Beckett sem rótulos

Crítica da peça Fragments

10 de abril de 2009 Críticas

Indubitavelmente, Peter Brook é um dos maiores encenadores do teatro contemporâneo. O artista inglês que, atualmente, dirige o Centro Internacional de Criação Teatral no Théâtre dês Bouffes du Nord, em Paris, trouxe a Portugal, no Centro Cultural Vila Flor, na cidade de Guimarães, uma hora de trem (comboio) da cidade do Porto, o espetáculo Fragments, em um imponente teatro com capacidade para 800 lugares, sendo que apenas um pouco menos da metade da platéia estava preenchida. Foram apenas duas exibições sem as “clássicas” disputas por um ingresso, quando se trata de um artista mundialmente reconhecido com um número restrito de apresentações. Em Portugal, não houve tumulto, aliás, nem empolgação generalizada. Garanti meu lugar na terceira fila, no centro do teatro, sem a menor dificuldade e confesso que, apesar de vibrar pela conquista, lamentei pela falta de interesse dos portugueses num evento nada corriqueiro, tendo em vista que, logo após o espetáculo, haveria uma conversa com a equipe.

Embora pareça uma idéia contraditória, em Fragments, Peter Brook timbra, através da simplicidade, um espetáculo completamente sofisticado, apoiando-se somente no que é essencial, tanto na cenografia, figurinos e no desenho de luz de Philippe Vialatte, como na própria interpretação dos atores; tudo parte da sutileza. Um banco de praça, dois cubos, dois sacos, enfim, alguns singelos elementos de cena compõem o palco. É uma encenação limpa que se desdobra, conceitualmente, a partir de poucos recursos; o espetáculo tem, no stricto sensu da palavra, três atores em cena e não três personagens, os quais chegam, inclusive, a adquirir aspectos clownescos. A peça é composta por quatro curtas peças de Samuel Beckett, “Rough for Theatre I”, “Rockaby”, “Act Without Words II”, “Come and Go” e um poema “Neither”, sendo que na transição de um fragmento para o outro, há um rompimento com a ficção, trazendo, tanto ao espectador mais leigo como ao mais atento, as noções brechtianas, revelando os truques cênicos. A montagem é uma fuga inteligente do clichê pessimista e negativo através do riso elaborada por Brook.

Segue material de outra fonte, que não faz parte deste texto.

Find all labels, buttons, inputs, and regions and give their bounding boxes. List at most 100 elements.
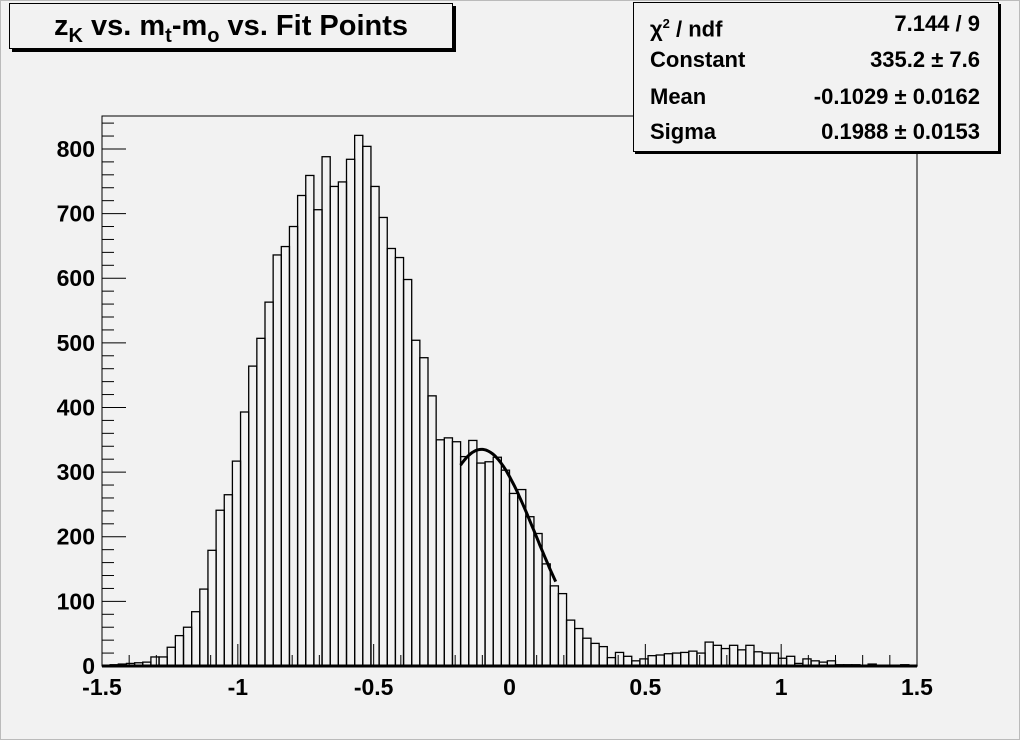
stats-label: Sigma <box>650 119 717 144</box>
histogram-bin <box>598 645 608 667</box>
y-tick-label: 800 <box>57 136 95 162</box>
histogram-bin <box>525 516 535 667</box>
histogram-bin <box>370 185 380 667</box>
histogram-bin <box>655 654 666 667</box>
histogram-bin <box>280 245 291 667</box>
histogram-bin <box>353 134 364 667</box>
histogram-bin <box>468 439 478 667</box>
histogram-bin <box>313 209 323 667</box>
y-tick-label: 500 <box>57 330 95 356</box>
histogram-bin <box>459 455 470 667</box>
histogram-bin <box>541 563 551 667</box>
title-m-sub: t <box>165 25 172 47</box>
y-tick-label: 300 <box>57 459 95 485</box>
histogram-bin <box>419 357 429 667</box>
histogram-bin <box>248 365 258 667</box>
histogram-bin <box>321 156 331 667</box>
title-z-sub: K <box>68 25 83 47</box>
histogram-bin <box>223 494 234 667</box>
histogram-bin <box>199 588 209 667</box>
chart-title: zK vs. mt-mo vs. Fit Points <box>9 3 453 49</box>
histogram-bin <box>402 278 413 667</box>
histogram-bin <box>663 653 674 667</box>
histogram-bin <box>476 462 486 667</box>
stats-label: Constant <box>650 47 746 72</box>
histogram-bin <box>720 647 731 667</box>
histogram-bin <box>492 456 503 667</box>
y-tick-label: 200 <box>57 524 95 550</box>
histogram-bin <box>582 637 592 667</box>
histogram-bin <box>574 627 584 667</box>
y-tick-label: 400 <box>57 394 95 420</box>
histogram-bin <box>769 652 780 667</box>
histogram-bin <box>671 652 682 667</box>
histogram-bin <box>215 509 225 667</box>
histogram-bin <box>239 411 250 667</box>
fit-stats-box: χ2 / ndf 7.144 / 9 Constant 335.2 ± 7.6 … <box>633 2 999 152</box>
stats-row-chi2: χ2 / ndf 7.144 / 9 <box>650 7 980 41</box>
histogram-bin <box>647 655 657 667</box>
histogram-bin <box>517 488 527 667</box>
histogram-bin <box>231 460 242 667</box>
histogram-bin <box>256 337 266 667</box>
histogram-bin <box>688 650 698 667</box>
histogram-bin <box>745 644 755 667</box>
stats-row-sigma: Sigma 0.1988 ± 0.0153 <box>650 115 980 149</box>
x-tick-label: 1 <box>775 674 788 700</box>
title-z: z <box>53 10 69 42</box>
stats-value: 7.144 / 9 <box>894 11 980 36</box>
x-tick-label: 1.5 <box>901 674 933 700</box>
histogram-bin <box>435 439 445 667</box>
x-tick-label: -0.5 <box>354 674 394 700</box>
histogram-bin <box>484 461 494 667</box>
histogram-bin <box>549 585 560 667</box>
x-tick-label: 0 <box>503 674 516 700</box>
stats-value: -0.1029 ± 0.0162 <box>813 84 980 109</box>
histogram-bin <box>680 651 690 667</box>
histogram-bin <box>182 626 193 667</box>
histogram-bin <box>174 634 185 667</box>
histogram-bin <box>190 611 201 667</box>
histogram-bin <box>565 619 576 667</box>
stats-value: 335.2 ± 7.6 <box>870 47 980 72</box>
title-dash-m: -m <box>171 10 208 42</box>
histogram-bin <box>288 225 299 667</box>
stats-row-mean: Mean -0.1029 ± 0.0162 <box>650 80 980 114</box>
histogram-bin <box>704 641 714 667</box>
histogram-bin <box>590 642 600 667</box>
histogram-bin <box>296 194 307 667</box>
histogram-bin <box>272 254 282 667</box>
histogram-bin <box>761 652 771 667</box>
histogram-bin <box>737 649 747 667</box>
histogram-bin <box>533 532 543 667</box>
histogram-bin <box>305 174 315 667</box>
histogram-bin <box>362 145 372 667</box>
stats-label: Mean <box>650 84 707 109</box>
stats-label: χ2 / ndf <box>650 16 723 42</box>
histogram-bin <box>443 437 454 667</box>
title-rest: vs. Fit Points <box>219 10 409 42</box>
histogram-bin <box>264 301 274 667</box>
x-tick-label: 0.5 <box>629 674 661 700</box>
histogram-bin <box>728 644 739 667</box>
histogram-bin <box>207 549 217 667</box>
histogram-bin <box>753 651 763 667</box>
histogram-bin <box>411 339 421 667</box>
histogram-bin <box>394 256 405 667</box>
title-vs: vs. <box>82 10 140 42</box>
stats-value: 0.1988 ± 0.0153 <box>821 119 980 144</box>
histogram-bin <box>427 395 437 667</box>
histogram-bin <box>345 158 356 667</box>
histogram-bin <box>166 646 176 667</box>
histogram-bin <box>386 247 397 667</box>
y-tick-label: 700 <box>57 201 95 227</box>
histogram-bin <box>696 652 706 667</box>
histogram-bin <box>337 181 348 667</box>
title-m: m <box>139 10 166 42</box>
y-tick-label: 100 <box>57 588 95 614</box>
histogram-bin <box>557 592 568 667</box>
x-tick-label: -1.5 <box>82 674 122 700</box>
histogram-bin <box>712 644 723 667</box>
histogram-bin <box>329 185 340 667</box>
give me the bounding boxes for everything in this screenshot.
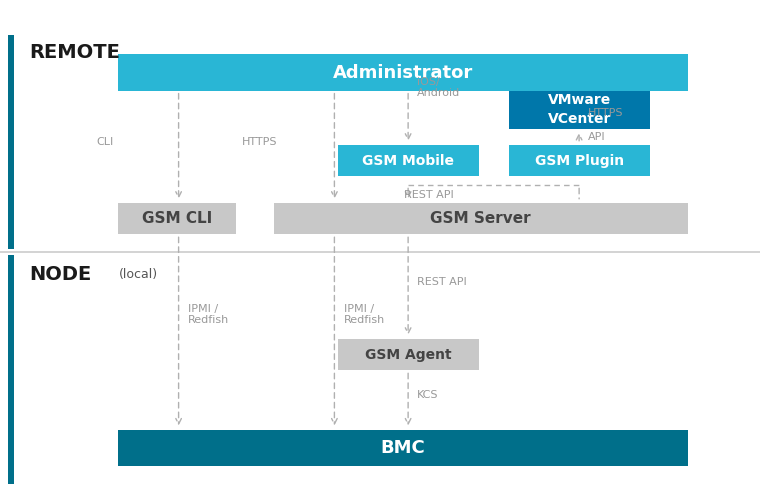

Nas reações da platéia, a criatividade desenvolvida em gestos limpos, sem nenhum excesso, podia ser notada num riso e, muitas vezes, em gargalhadas que, opostamente, chegavam ao exagero.

A peça chegou ao fim, com menos de uma hora de duração, fato que chegou a chocar uma mínima parcela da platéia que saiu indignada, argumentando alto sobre o tempo de duração e sobre a “falta de grandiosidade do espetáculo”. Essa minoria exigia de um encenador conhecido e respeitado, como é o caso de Peter Brook, muita maquinaria e muitos efeitos e ornamentos, algo como o que já existe nos musicais, que nunca saem de cartaz da cidade do Porto, em Portugal, sempre com a casa lotada.

Definitivamente, essa minoria foi assistir ao espetáculo por engano e, por mais triste que pareça, não perceberam a genialidade impressa nessa simplicidade e economia de excessos na elaboração de Fragments que foi, merecidamente, aplaudidíssimo durante longo tempo pela maioria da pequena platéia que estava presente.

Pouco mais de cinco minutos depois do espetáculo, os atores sentaram no palco e conversaram com o público que lá permaneceu, juntamente com a colaboradora Marie Hélène Estienne, a qual recusou-se falar do processo de criação em respeito à ausência do encenador. Decepcionada, a platéia dirigiu perguntas somente aos atores, fazendo com que Estienne saísse constrangida e, literalmente, “à francesa”. O “bate-papo” aconteceu de maneira bem informal, não permitindo espaço para ostentação de prolixas perguntas, resultando na satisfação dos espectadores.